MYC regulates the expression of ncRNAs.

Figure 1: MYC regulates the expression of ncRNAs. (a) A heatmap of ncRNAs detected in P493-6 cells. P493-6 cells were analyzed by RNA-seq in triplicate under conditions of high and low MYC expression. Transcripts are ordered by the change in expression upon MYC upregulation with those most upregulated at the top and those most downregulated at the bottom. Image-2where i refers to the sample (column), gene refers to the gene (row) and N refers to the total number of samples (6). (b) A volcano plot of observed fold changes in ncRNA expression vs significance.

Total and nuclear RNA content at high and low MYC levels.

Figure 2: Total and nuclear RNA content at high and low MYC levels. Total RNA was prepared using an RNA extraction robot from (a) ~2x105 P493-6 cells with high or low expression of MYC, or (b) ~4x106 purified nuclei in triplicate. Samples were eluted in a fixed volume of water and RNA concentration determined by Nanodrop. Values are mean + SEM, **P<0.01.

MYC is present at the promoters of ncRNA transcripts

MYC could influence the expression of lncRNA genes either by directly binding to their promoters or by regulating the expression of other transcription factors which subsequently target the non-coding genes. To test for direct regulation by MYC, we have interrogated publicly available P493-6 ChIP-seq (chromatin immunoprecipitation sequencing) data for MYC enrichment proximal to the transcription start sites (TSS) of the 1,273 detected lncRNA genes (Fig. 3). Some MYC-responsive lncRNAs show an increase in MYC occupancy near their TSS similar to that seen for coding transcripts, and MYC typically binds within 1 kb of the TSS. MYC directly binds the TSS in 616 out of 1,273 lncRNAs (48%); this is similar to the situation for coding genes where 6,911 of 10,382 (67%) have MYC present at the TSS. Notably, MYC binding to near TSS was not always associated with a detectable change of expression. This fact may reflect the global effect of MYC on RNA synthesis. These data suggest that lncRNA genes are direct targets of MYC.

Binding of MYC to the promoters of lncRNAs in the presence of high (right) and low (left) levels of MYC.

Figure 3: Binding of MYC to the promoters of lncRNAs in the presence of high (right) and low (left) levels of MYC. The MYC binding to the proximal promoters of the lncRNAs with detectable transcription is shown in red. Genes are ranked according to their level of expression.

MYC regulates lncRNA transcripts in other cell lines

Public ChIP-seq and RNA-seq datasets are also available for two additional cell lines that show varying levels of MYC expression. The multiple myeloma cell line MM.1S overexpresses MYC as a consequence of a translocation [53], whereas the U87-MG glioblastoma cell line exhibits a more modest increase in MYC expression [54]. The number of promoters bound by MYC is correlated with the amount of MYC present in the cell line. MYC binding is observed at a very similar subset of promoters across all three cell lines. However, at high cellular concentrations of MYC more promoters are targeted than at low levels of MYC (Fig. S1). Yet despite this concordant pattern of binding, each cell line expresses a distinct set of lncRNAs (Fig. 4). Only a minority of lncRNAs are expressed in all three cell lines (14%, 390/2,755). In contrast, a majority of protein-coding genes are expressed in the three cell lines (65%, 8,830/13,650), with fewer transcripts specific to an individual cell line. This observation suggests the existence of additional, possibly differentiation-specific factors that control the transcriptional regulator activity of promoter-bound MYC.

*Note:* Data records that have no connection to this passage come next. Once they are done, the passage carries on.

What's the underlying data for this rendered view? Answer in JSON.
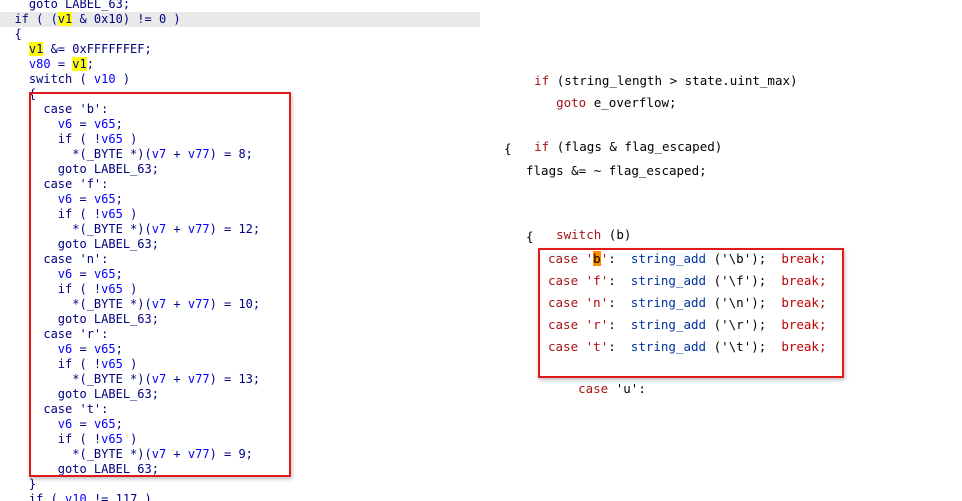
{
  "left_code": {
    "lines": [
      {
        "t": "    goto LABEL_63;"
      },
      {
        "t": "  if ( (v1 & 0x10) != 0 )"
      },
      {
        "t": "  {"
      },
      {
        "t": "    v1 &= 0xFFFFFFEF;"
      },
      {
        "t": "    v80 = v1;"
      },
      {
        "t": "    switch ( v10 )"
      },
      {
        "t": "    {"
      },
      {
        "t": "      case 'b':"
      },
      {
        "t": "        v6 = v65;"
      },
      {
        "t": "        if ( !v65 )"
      },
      {
        "t": "          *(_BYTE *)(v7 + v77) = 8;"
      },
      {
        "t": "        goto LABEL_63;"
      },
      {
        "t": "      case 'f':"
      },
      {
        "t": "        v6 = v65;"
      },
      {
        "t": "        if ( !v65 )"
      },
      {
        "t": "          *(_BYTE *)(v7 + v77) = 12;"
      },
      {
        "t": "        goto LABEL_63;"
      },
      {
        "t": "      case 'n':"
      },
      {
        "t": "        v6 = v65;"
      },
      {
        "t": "        if ( !v65 )"
      },
      {
        "t": "          *(_BYTE *)(v7 + v77) = 10;"
      },
      {
        "t": "        goto LABEL_63;"
      },
      {
        "t": "      case 'r':"
      },
      {
        "t": "        v6 = v65;"
      },
      {
        "t": "        if ( !v65 )"
      },
      {
        "t": "          *(_BYTE *)(v7 + v77) = 13;"
      },
      {
        "t": "        goto LABEL_63;"
      },
      {
        "t": "      case 't':"
      },
      {
        "t": "        v6 = v65;"
      },
      {
        "t": "        if ( !v65 )"
      },
      {
        "t": "          *(_BYTE *)(v7 + v77) = 9;"
      },
      {
        "t": "        goto LABEL_63;"
      },
      {
        "t": "    }"
      },
      {
        "t": "    if ( v10 != 117 )"
      }
    ]
  },
  "right_code": {
    "if_overflow": "if (string_length > state.uint_max)",
    "goto_overflow": "goto e_overflow;",
    "if_flags": "if (flags & flag_escaped)",
    "open_brace": "{",
    "flags_clear": "flags &= ~ flag_escaped;",
    "switch_b": "switch (b)",
    "open_brace2": "{",
    "cases": [
      {
        "label": "'b'",
        "call": "string_add",
        "arg": "('\\b');",
        "brk": "break;"
      },
      {
        "label": "'f'",
        "call": "string_add",
        "arg": "('\\f');",
        "brk": "break;"
      },
      {
        "label": "'n'",
        "call": "string_add",
        "arg": "('\\n');",
        "brk": "break;"
      },
      {
        "label": "'r'",
        "call": "string_add",
        "arg": "('\\r');",
        "brk": "break;"
      },
      {
        "label": "'t'",
        "call": "string_add",
        "arg": "('\\t');",
        "brk": "break;"
      }
    ],
    "case_u": "case 'u':",
    "case_kw": "case"
  },
  "colors": {
    "highlight_box": "#e0191b",
    "yellow_highlight": "#ffff00",
    "orange_highlight": "#ff8c00",
    "current_line": "#e9e9e9"
  }
}
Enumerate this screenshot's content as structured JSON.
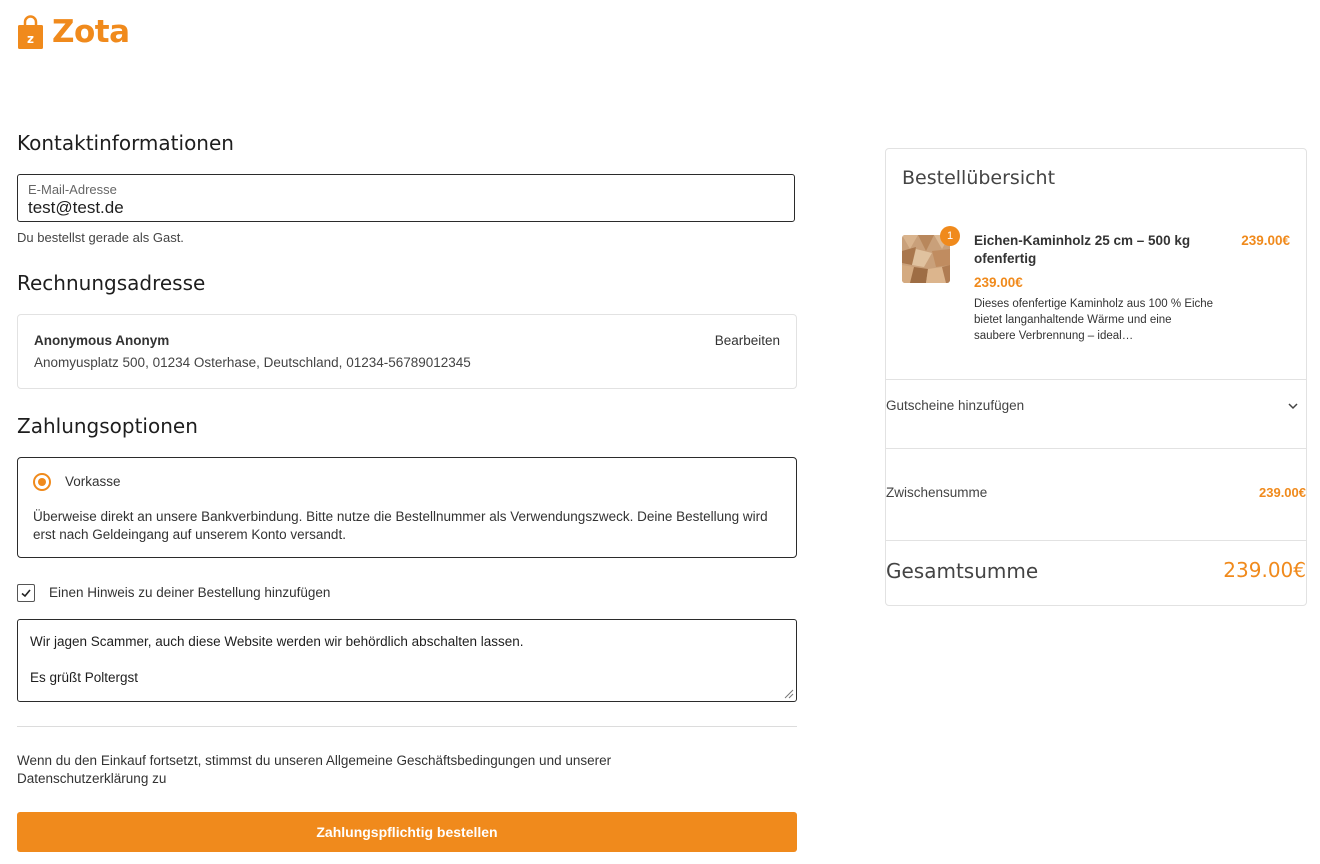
{
  "brand": {
    "name": "Zota",
    "logo_letter": "z",
    "accent_color": "#f08a1c"
  },
  "contact": {
    "heading": "Kontaktinformationen",
    "email_label": "E-Mail-Adresse",
    "email_value": "test@test.de",
    "guest_note": "Du bestellst gerade als Gast."
  },
  "billing": {
    "heading": "Rechnungsadresse",
    "name": "Anonymous Anonym",
    "address": "Anomyusplatz 500, 01234 Osterhase, Deutschland, 01234-56789012345",
    "edit_label": "Bearbeiten"
  },
  "payment": {
    "heading": "Zahlungsoptionen",
    "method_label": "Vorkasse",
    "method_selected": true,
    "description": "Überweise direkt an unsere Bankverbindung. Bitte nutze die Bestellnummer als Verwendungszweck. Deine Bestellung wird erst nach Geldeingang auf unserem Konto versandt."
  },
  "order_note": {
    "checkbox_label": "Einen Hinweis zu deiner Bestellung hinzufügen",
    "checked": true,
    "text_line1": "Wir jagen Scammer, auch diese Website werden wir behördlich abschalten lassen.",
    "text_line2": "Es grüßt Poltergst"
  },
  "terms_text": "Wenn du den Einkauf fortsetzt, stimmst du unseren Allgemeine Geschäftsbedingungen und unserer Datenschutzerklärung zu",
  "order_button_label": "Zahlungspflichtig bestellen",
  "summary": {
    "heading": "Bestellübersicht",
    "item": {
      "quantity": "1",
      "name": "Eichen-Kaminholz 25 cm – 500 kg ofenfertig",
      "price": "239.00€",
      "line_total": "239.00€",
      "description": "Dieses ofenfertige Kaminholz aus 100 % Eiche bietet langanhaltende Wärme und eine saubere Verbrennung – ideal…",
      "image_icon": "firewood-image"
    },
    "coupon_label": "Gutscheine hinzufügen",
    "subtotal_label": "Zwischensumme",
    "subtotal_value": "239.00€",
    "total_label": "Gesamtsumme",
    "total_value": "239.00€"
  }
}
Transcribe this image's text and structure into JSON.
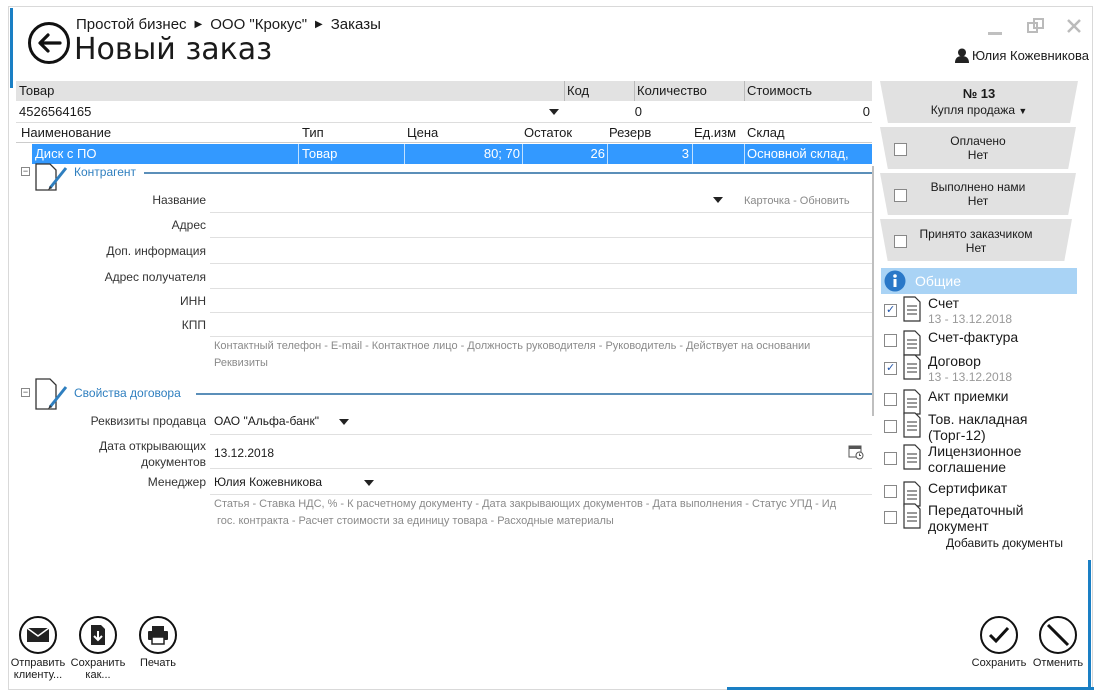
{
  "breadcrumb": [
    "Простой бизнес",
    "ООО \"Крокус\"",
    "Заказы"
  ],
  "title": "Новый заказ",
  "user": "Юлия Кожевникова",
  "goods_grid": {
    "headers": {
      "product": "Товар",
      "code": "Код",
      "qty": "Количество",
      "cost": "Стоимость"
    },
    "input": {
      "product": "4526564165",
      "qty": "0",
      "cost": "0"
    },
    "sub_headers": [
      "Наименование",
      "Тип",
      "Цена",
      "Остаток",
      "Резерв",
      "Ед.изм",
      "Склад"
    ],
    "selected_row": {
      "name": "Диск с ПО",
      "type": "Товар",
      "price": "80; 70",
      "stock": "26",
      "reserve": "3",
      "unit": "",
      "warehouse": "Основной склад,"
    }
  },
  "counterparty": {
    "section_title": "Контрагент",
    "labels": [
      "Название",
      "Адрес",
      "Доп. информация",
      "Адрес получателя",
      "ИНН",
      "КПП"
    ],
    "card_link": "Карточка",
    "refresh_link": "Обновить",
    "extra_links_1": [
      "Контактный телефон",
      "E-mail",
      "Контактное лицо",
      "Должность руководителя",
      "Руководитель",
      "Действует на основании"
    ],
    "extra_links_2": [
      "Реквизиты"
    ]
  },
  "contract": {
    "section_title": "Свойства договора",
    "seller_label": "Реквизиты продавца",
    "seller_value": "ОАО \"Альфа-банк\"",
    "date_label_1": "Дата открывающих",
    "date_label_2": "документов",
    "date_value": "13.12.2018",
    "manager_label": "Менеджер",
    "manager_value": "Юлия Кожевникова",
    "extra_links_1": [
      "Статья",
      "Ставка НДС, %",
      "К расчетному документу",
      "Дата закрывающих документов",
      "Дата выполнения",
      "Статус УПД",
      "Ид"
    ],
    "extra_links_2": [
      "гос. контракта",
      "Расчет стоимости за единицу товара",
      "Расходные материалы"
    ]
  },
  "order_panel": {
    "number": "№ 13",
    "type": "Купля продажа",
    "paid_label": "Оплачено",
    "paid_value": "Нет",
    "done_label": "Выполнено нами",
    "done_value": "Нет",
    "accepted_label": "Принято заказчиком",
    "accepted_value": "Нет"
  },
  "documents": {
    "header": "Общие",
    "items": [
      {
        "label": "Счет",
        "sub": "13 - 13.12.2018",
        "checked": true
      },
      {
        "label": "Счет-фактура",
        "sub": "",
        "checked": false
      },
      {
        "label": "Договор",
        "sub": "13 - 13.12.2018",
        "checked": true
      },
      {
        "label": "Акт приемки",
        "sub": "",
        "checked": false
      },
      {
        "label": "Тов. накладная",
        "sub": "(Торг-12)",
        "checked": false
      },
      {
        "label": "Лицензионное",
        "sub": "соглашение",
        "checked": false
      },
      {
        "label": "Сертификат",
        "sub": "",
        "checked": false
      },
      {
        "label": "Передаточный",
        "sub": "документ",
        "checked": false
      }
    ],
    "add_link": "Добавить документы"
  },
  "bottom": {
    "send_1": "Отправить",
    "send_2": "клиенту...",
    "save_as_1": "Сохранить",
    "save_as_2": "как...",
    "print": "Печать",
    "save": "Сохранить",
    "cancel": "Отменить"
  }
}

MYC stimulates the transcription of distinct sets of lncRNAs in different cell lines.

Figure 4: MYC stimulates the transcription of distinct sets of lncRNAs in different cell lines. In the extreme right and left panels, lncRNA promoters are ranked according to MYC occupancy for P493-6 cells (high MYC levels) and MM.1S cells respectively. The central panel depicts an overlap of an enlarged segment from the side panels and shows that MYC promoter occupancy is virtually the same in both cell lines (purple color). However, the two cell lines differ starkly in the expression of the corresponding lncRNAs represented in the bar strips flanking the central panel (with blue signifying expression in P493-6 cells and red indicating expression in MM.1S cells).

Classification of MYC-regulated lncRNA transcripts

lncRNAs are frequently produced by bidirectional transcription [24, 55]. There are 2,747 bidirectional promoters which are bound by MYC, and 444 of these involve a lncRNA transcript. The MYC-bound bidirectional promoters were divided into functional categories: bidirectional (both genes expressed) and unidirectional (one of the two genes expressed) and classified according to the impact of high MYC levels upon expression of their respective transcripts (Fig. 5). Many of the bidirectional promoters behave in a discordant manner (19%, 516/2,747) showing a significant preference for one direction over the other. Concordant regulation of both transcripts is seen in the minority of the bidirectional promoters (5%, 141/2,747).

Transcriptional activity from bidirectional promoters.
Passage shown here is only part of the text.